We often do the same. We expect our spouses, our children, or our careers to be our "everything." We ask finite, fallible human beings to provide the infinite validation that only God can give. When they inevitably fail to satisfy our deepest souls, we move on to the next person, the next job, or the next distraction, wondering why we are still parched at high noon.

 

Initially, Jesus’ efforts to befriend this stranger met with strong resistance. She was guarded, reminding him of the racial and religious walls between them: "You are a Jew and you ask me, a Samaritan, for a drink?" Yet, once she recognizes who he is, she does something highly symbolic: she leaves her water jar behind. That jar represented her old way of seeking satisfaction; it represented her labor, her shame, and her daily cycle of thirst. By leaving it, she signals that she has found a new source.

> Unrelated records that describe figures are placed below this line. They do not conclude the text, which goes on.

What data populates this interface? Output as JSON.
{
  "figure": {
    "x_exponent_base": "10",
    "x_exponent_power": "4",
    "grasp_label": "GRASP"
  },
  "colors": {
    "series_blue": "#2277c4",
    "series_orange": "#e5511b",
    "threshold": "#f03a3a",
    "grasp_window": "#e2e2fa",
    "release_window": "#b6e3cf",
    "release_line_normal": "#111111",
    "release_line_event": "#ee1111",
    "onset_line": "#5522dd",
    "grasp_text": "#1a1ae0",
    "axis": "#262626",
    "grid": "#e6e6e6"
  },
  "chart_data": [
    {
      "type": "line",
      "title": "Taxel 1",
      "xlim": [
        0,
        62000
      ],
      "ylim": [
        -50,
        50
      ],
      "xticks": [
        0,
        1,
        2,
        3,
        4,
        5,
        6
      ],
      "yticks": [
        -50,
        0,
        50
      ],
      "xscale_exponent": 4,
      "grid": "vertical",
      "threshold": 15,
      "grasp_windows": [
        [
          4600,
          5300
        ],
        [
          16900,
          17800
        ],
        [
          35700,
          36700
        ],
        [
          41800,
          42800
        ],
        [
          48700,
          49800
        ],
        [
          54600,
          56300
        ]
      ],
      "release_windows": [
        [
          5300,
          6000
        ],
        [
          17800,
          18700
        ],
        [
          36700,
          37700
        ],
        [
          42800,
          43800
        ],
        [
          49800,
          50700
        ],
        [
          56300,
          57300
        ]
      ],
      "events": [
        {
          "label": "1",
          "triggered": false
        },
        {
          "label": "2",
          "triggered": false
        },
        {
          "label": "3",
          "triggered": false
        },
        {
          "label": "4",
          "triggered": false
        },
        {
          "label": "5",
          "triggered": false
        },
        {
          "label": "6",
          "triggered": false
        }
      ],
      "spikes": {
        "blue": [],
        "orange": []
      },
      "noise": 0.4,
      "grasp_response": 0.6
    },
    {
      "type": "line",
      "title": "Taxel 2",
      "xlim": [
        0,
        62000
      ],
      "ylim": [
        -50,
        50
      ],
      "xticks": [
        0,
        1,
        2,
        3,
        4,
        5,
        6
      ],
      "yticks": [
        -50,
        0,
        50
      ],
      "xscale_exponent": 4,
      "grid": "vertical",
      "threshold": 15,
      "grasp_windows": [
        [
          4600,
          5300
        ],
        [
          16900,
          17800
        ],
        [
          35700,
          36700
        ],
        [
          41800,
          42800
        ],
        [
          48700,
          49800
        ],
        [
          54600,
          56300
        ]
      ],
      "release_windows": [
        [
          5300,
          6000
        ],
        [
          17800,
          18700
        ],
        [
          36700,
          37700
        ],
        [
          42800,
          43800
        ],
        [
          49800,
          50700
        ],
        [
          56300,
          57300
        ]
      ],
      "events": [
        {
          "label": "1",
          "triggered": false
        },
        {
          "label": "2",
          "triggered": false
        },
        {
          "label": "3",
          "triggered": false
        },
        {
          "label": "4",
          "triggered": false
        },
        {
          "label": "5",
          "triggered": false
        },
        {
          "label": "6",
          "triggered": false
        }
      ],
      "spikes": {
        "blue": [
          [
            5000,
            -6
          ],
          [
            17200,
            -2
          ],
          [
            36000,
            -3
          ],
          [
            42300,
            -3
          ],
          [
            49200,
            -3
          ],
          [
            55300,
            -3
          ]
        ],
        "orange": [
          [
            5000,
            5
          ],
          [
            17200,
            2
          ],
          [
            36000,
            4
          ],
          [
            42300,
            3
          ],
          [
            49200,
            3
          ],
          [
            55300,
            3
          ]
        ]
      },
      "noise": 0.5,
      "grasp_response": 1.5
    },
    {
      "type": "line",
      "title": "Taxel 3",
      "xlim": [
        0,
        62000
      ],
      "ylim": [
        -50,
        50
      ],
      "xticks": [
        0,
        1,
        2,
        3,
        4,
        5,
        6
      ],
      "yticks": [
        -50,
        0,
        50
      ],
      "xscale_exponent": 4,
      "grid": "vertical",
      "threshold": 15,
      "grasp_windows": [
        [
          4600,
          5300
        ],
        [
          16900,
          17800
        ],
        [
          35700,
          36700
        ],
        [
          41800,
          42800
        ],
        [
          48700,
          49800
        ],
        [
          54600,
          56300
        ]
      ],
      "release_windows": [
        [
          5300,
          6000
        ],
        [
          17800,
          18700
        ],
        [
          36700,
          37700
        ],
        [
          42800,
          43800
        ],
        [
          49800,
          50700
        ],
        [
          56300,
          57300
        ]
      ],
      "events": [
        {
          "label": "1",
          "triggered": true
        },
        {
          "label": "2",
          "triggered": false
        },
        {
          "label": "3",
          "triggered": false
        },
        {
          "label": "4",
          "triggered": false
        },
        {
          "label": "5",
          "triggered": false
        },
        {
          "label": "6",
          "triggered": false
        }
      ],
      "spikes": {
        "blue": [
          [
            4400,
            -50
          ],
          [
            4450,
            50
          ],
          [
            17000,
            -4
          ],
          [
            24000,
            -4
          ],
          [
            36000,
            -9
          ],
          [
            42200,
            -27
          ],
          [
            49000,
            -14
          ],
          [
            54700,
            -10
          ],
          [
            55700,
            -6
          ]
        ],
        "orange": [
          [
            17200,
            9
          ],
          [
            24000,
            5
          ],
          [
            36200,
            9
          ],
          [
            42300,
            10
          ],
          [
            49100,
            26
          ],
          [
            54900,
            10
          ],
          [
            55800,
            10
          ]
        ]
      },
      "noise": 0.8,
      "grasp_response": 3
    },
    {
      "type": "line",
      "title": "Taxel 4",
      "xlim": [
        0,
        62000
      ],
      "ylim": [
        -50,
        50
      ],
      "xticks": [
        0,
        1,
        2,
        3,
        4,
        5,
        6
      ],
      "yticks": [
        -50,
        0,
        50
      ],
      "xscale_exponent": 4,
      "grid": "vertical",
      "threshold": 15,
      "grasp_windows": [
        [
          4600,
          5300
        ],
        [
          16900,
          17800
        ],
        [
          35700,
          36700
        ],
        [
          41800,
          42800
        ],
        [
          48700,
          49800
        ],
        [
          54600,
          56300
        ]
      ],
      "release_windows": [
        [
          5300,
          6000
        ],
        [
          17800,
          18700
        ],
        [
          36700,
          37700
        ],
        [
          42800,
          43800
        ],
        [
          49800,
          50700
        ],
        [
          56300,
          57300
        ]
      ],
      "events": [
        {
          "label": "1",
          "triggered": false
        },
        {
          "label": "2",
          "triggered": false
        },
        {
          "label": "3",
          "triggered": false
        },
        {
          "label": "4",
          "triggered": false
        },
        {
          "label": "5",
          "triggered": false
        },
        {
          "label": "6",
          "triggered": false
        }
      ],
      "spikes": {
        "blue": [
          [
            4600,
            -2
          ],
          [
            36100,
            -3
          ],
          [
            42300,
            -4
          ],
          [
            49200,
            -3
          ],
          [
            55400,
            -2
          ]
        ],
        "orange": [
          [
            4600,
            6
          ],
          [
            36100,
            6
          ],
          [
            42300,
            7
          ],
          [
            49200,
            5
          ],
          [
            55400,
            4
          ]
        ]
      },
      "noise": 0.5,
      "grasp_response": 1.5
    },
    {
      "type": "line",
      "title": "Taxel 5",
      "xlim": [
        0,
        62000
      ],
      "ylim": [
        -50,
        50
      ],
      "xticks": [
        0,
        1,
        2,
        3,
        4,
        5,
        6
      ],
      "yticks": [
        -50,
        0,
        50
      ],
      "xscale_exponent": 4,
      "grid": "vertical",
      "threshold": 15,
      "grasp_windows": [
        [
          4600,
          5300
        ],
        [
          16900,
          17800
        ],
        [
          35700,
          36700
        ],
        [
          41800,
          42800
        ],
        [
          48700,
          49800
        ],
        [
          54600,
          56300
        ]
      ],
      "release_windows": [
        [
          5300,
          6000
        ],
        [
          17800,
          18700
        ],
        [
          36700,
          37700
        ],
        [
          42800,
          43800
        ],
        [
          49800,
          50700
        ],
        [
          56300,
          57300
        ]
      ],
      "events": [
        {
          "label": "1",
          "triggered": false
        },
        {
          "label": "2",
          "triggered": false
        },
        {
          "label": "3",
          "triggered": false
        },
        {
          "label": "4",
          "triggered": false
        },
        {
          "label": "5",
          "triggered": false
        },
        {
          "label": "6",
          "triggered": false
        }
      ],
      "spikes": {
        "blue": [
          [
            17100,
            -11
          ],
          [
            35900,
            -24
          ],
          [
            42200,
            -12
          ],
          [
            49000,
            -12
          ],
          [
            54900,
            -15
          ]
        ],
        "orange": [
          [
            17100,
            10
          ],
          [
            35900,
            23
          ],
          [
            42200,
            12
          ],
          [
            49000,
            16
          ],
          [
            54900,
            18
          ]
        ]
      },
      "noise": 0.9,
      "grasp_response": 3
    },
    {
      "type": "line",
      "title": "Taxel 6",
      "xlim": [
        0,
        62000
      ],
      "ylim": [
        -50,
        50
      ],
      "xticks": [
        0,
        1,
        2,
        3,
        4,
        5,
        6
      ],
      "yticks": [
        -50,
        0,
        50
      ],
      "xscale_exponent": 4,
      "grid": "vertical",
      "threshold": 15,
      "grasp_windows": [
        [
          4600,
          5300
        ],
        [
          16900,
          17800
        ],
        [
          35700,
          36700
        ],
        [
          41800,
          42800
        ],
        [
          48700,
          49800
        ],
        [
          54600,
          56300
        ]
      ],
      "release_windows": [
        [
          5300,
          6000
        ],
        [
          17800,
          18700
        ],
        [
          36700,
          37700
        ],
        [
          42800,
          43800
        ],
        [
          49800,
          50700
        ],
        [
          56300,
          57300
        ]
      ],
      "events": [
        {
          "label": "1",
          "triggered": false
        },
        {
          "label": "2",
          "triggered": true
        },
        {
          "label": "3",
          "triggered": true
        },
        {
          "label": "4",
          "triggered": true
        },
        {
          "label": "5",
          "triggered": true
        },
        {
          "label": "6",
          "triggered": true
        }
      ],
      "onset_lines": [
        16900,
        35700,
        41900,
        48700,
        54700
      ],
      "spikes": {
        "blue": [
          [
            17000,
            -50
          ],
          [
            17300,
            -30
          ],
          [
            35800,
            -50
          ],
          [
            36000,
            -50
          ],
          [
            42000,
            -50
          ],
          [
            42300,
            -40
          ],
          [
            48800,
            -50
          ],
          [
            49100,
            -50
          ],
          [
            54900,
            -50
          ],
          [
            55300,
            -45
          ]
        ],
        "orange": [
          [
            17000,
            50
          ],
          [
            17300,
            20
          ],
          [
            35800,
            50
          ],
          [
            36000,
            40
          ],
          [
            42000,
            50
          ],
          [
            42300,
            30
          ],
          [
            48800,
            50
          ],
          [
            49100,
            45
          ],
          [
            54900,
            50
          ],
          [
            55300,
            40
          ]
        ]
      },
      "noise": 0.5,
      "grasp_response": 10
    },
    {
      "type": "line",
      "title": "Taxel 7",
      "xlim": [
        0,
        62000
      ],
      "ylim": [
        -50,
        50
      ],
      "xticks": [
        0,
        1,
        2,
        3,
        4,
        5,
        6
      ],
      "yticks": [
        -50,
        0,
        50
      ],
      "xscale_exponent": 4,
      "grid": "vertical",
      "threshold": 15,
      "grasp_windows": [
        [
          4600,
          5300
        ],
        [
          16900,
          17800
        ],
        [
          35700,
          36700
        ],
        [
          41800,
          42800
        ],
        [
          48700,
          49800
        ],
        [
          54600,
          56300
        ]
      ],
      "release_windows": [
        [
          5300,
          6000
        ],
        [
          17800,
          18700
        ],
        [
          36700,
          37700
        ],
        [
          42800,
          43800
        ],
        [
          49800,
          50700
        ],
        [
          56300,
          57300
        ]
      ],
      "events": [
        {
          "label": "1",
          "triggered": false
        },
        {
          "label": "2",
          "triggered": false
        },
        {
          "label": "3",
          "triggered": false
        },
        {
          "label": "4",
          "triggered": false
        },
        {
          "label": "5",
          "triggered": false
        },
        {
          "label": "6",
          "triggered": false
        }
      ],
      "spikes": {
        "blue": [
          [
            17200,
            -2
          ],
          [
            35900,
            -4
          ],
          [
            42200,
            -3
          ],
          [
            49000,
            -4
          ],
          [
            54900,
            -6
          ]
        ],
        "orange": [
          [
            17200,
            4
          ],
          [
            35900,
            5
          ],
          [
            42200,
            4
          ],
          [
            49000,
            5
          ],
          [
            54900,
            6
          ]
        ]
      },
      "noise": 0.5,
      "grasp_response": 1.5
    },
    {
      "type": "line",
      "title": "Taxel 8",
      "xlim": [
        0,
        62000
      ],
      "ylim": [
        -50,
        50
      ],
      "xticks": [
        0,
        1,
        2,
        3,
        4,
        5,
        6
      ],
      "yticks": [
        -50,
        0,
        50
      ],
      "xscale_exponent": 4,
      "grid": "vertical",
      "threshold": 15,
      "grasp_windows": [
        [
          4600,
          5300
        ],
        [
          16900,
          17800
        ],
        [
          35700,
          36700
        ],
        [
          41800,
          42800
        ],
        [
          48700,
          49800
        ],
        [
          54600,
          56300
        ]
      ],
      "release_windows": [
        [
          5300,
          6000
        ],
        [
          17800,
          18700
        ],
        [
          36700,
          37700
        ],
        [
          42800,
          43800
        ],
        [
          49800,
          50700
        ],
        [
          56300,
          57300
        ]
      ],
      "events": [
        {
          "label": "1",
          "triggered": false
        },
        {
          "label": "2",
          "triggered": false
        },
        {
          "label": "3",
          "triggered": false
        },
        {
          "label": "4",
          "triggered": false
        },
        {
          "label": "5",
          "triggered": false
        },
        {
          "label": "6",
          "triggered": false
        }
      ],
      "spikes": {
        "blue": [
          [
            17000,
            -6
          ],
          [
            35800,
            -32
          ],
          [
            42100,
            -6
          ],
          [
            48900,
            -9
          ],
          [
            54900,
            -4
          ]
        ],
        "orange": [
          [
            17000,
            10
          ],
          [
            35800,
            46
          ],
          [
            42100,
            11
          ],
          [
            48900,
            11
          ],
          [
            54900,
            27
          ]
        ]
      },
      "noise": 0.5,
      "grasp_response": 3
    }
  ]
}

She runs back to the very townspeople she had been hiding from and becomes the first evangelist to the Samaritans. Her message isn't a complex theological treatise; it is a simple invitation: "Come see a man who told me everything I ever did." When we allow the Lord to meet us where we are and to grace us, we cannot help but respond. Our "doing" for Him—our service, our ministry, our kindness—is no longer a heavy obligation or a way to "earn" heaven. It becomes a loving response to being graced. This is the only kind of response the Lord truly desires: a heart that overflows because it has been filled.

 

St. Augustine famously wrote, "Our hearts are restless until they rest in You, O Lord." That restlessness is simply another word for thirst. Sometimes that spiritual thirst can send us off in all kinds of different directions—into addictions, into workaholism, or into a frantic search for "the next big thing."

Today’s Gospel invites us to stop running and instead go in the direction of Jesus. Later in John’s Gospel, Jesus cries out, “Let anyone who is thirsty come to me… out of his heart shall flow rivers of living water.” These rivers flow from the pierced heart of Christ on the Cross to quench our deepest existential dread and our fear of being unloved.

Lent is the designated season to get back in touch with these deep longings. It is so easy to lose touch with our spiritual side as we get immersed in the "daily grind" of bills, chores, and digital noise. We need to find our own "well"—a place of prayer, a moment of silence, or the reception of the Sacraments—where we can put ourselves in the path of the Lord who is always walking toward us.

Conclusion:

As we continue our Lenten journey, Jesus asks of us only what the Samaritan woman finally displayed: openness. He knows our "five husbands"; He knows our secrets and our shames; and He is sitting there anyway, offering us a drink.

This week, listen for His voice in the quiet. He is asking us: What are you really thirsty for? And are you ready to leave your water jar behind?